Covid-19 salgını sonrası gelişen trakeal darlık nasıl tedavi ediliyor?
Artı Gerçek - Genel kanı olarak göğüs hastalıkları uzmanlarının sadece astım, koah gibi hava yolu hastalıklarını, zatürre ya da verem gibi akciğer enfeksiyonlarını medikal ( ilaç ile ) yöntemler ile tedavi ettikleri düşünülse de, akciğerler ve göğüs kafesi içerisinde bulunan hava yollarının çevresindeki lenf düğümleri ve organlarının hastalıklarında da tanı ve tedavi için yapılan girişimsel işlemler de göğüs hastalıkları uzmanlığı alanına girmektedir.
Göğüs Hastalıkları Uzmanı Doç. Dr. Ömer Ayten programda bronkoskopi işlemini akciğerlerin hava yolları olan nefes borusu ve bronşların daha çok esnek bir endoskop ile gözlenmesi olarak tanımlarken “kronik öksürük, balgam ile kan gelmesi, tedaviye rağmen iyileşmeyen zatürre” gibi durumlarda bronkoskopi işleminin yapılması gerektiğini belirtti.
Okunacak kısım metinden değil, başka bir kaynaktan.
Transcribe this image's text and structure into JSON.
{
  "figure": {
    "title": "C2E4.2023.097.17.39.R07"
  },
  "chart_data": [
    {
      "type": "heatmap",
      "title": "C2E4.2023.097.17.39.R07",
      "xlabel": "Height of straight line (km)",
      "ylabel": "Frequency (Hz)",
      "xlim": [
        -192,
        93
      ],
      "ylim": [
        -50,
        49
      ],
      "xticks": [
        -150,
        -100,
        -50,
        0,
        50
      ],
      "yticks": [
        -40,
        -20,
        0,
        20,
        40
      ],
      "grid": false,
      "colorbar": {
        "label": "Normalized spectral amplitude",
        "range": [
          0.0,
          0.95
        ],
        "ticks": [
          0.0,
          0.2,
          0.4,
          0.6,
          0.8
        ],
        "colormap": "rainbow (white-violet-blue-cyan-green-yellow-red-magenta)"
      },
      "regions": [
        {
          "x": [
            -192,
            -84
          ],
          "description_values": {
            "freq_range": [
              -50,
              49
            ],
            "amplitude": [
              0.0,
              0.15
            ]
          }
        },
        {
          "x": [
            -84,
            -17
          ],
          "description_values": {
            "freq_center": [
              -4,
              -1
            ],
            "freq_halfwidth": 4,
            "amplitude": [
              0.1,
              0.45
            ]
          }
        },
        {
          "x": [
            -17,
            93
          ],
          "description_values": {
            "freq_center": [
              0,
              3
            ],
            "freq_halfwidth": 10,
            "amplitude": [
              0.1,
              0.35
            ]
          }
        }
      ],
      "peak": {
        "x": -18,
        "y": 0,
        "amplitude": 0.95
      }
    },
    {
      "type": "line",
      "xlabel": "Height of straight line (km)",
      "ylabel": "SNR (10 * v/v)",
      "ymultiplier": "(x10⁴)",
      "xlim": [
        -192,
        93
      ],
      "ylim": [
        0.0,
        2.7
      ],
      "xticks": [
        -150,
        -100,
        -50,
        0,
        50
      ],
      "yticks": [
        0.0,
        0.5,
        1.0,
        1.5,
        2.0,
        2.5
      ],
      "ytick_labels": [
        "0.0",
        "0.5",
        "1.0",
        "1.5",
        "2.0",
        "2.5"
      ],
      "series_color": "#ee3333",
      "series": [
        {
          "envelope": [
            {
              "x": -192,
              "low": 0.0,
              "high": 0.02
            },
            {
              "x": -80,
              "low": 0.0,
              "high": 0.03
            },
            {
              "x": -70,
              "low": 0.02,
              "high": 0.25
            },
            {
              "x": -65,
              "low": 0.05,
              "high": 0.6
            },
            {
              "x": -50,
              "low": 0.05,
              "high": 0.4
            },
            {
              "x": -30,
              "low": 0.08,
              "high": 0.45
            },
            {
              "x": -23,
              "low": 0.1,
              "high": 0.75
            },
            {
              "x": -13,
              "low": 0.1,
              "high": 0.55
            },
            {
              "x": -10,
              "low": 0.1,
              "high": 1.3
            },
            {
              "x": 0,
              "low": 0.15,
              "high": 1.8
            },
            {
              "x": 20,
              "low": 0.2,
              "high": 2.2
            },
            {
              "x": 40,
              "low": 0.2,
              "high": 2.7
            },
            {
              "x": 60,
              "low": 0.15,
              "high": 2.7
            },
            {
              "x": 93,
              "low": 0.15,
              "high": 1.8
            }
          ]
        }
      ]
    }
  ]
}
Programda nefes borusu ve bronş dalları boyunca akciğerlerin lenf damarlarının döküldüğü lenf düğümcüklerinin, enfeksiyon hastalıklarında ( özellikle tüberküloz ), sarkoidoz gibi otoimmün hastalıklarda, akciğerlerin veya bu lenf düğümlerinin kendisine ait kötü huylu tümörlerinde büyüyebileceği konuşulurken, kesin tanı için hastaya en az zarar veren ve en doğru tanı koyma yönteminin EBUS (Endobronşial Ultrasonografi ) ile alınacak iğne biyopsisi olduğu belirtildi. Aynen bronkoskop gibi ucunda kamera olan bir enstrüman olan EBUS isimli cihazda bronkoskopa ek olarak ultrason bulunduğunun altı çizilirken, EBUS ile alınan biyopsilerin akciğer kanserinin evrelendirmesi aşamasında çok yüksek bir doğruluk yüzdesine sahip olduğu vurgulandı. Bu işlem ile hastaya mediastinoskopi denilen cerrahi işleme gerek kalmadan tanı konmasının ya da akciğer kanseri evrelendimesi yapılmasının ek bir ameliyattan kaçınılması noktasında hasta açısından büyük bir öneme sahip olduğunun yadsınamaz olduğu belirtildi.
Bronkoskopik yöntemler ile daha çok hayatının bir döneminde ya da halen sigara ya da türevlerinin dumanına maruz kalma hikayesi bulunanlarda karşılaştığımız KOAH ( Kronik Obstrüktif Akciğer Hastalığı ) ‘ın da uygun hastalarda tedavi edilebileceği belirtildi. Doç. Dr. Ömer AYTEN “ Akciğer tomografisinde amfizem görülen, spirometrik ölçümde FEV1 (zorlu bir şekilde akciğerlerden 1’nci saniye sonunda boşaltılan havanın hacmi ) değeri beklenenin %15 ila %40 ‘ı arasında olan ve en üst seviyede ilaç tedavisine rağmen rahatlayamayan hastalara esnek bronkoskop ile akciğer hacmini küçülten tedavi işlemlerinin yapılabileceğini ” söylerken, “ akıllı sarmal ya da valv olarak 2 çeşit tedavi yönteminin bulunduğunu, hangi hastaya hangi tedavinin yapılacağına öncesinde yapılan ölçümler sonucunda karar verildiğini” belirtti. Programda uygun hastalarda bu işlemler sonrasında hastanın solunum fonksiyonlarında, egzersiz kapasitesinde artış nefes darlığı şikayetinde azalma olduğu iddia edildi.
Özellikle covid pandemisi esnasında entübasyon işlemlerinin artmasına bağlı olarak sayısında artış gördüğümüz nefes borusunda darlık olarak kendini gösteren “entübasyon sonrası gelişen trakeal darlık” hastalığının bronkoskopik yöntemler ile tedavi edilebileceği aktarıldıktan sonra Doç. Dr. Ömer Ayten’den bir sonraki programda girişimsel pulmonoloji ile ilgili başlıkların daha detaylı olarak konuşulması sözü alınarak sohbet sona erdi.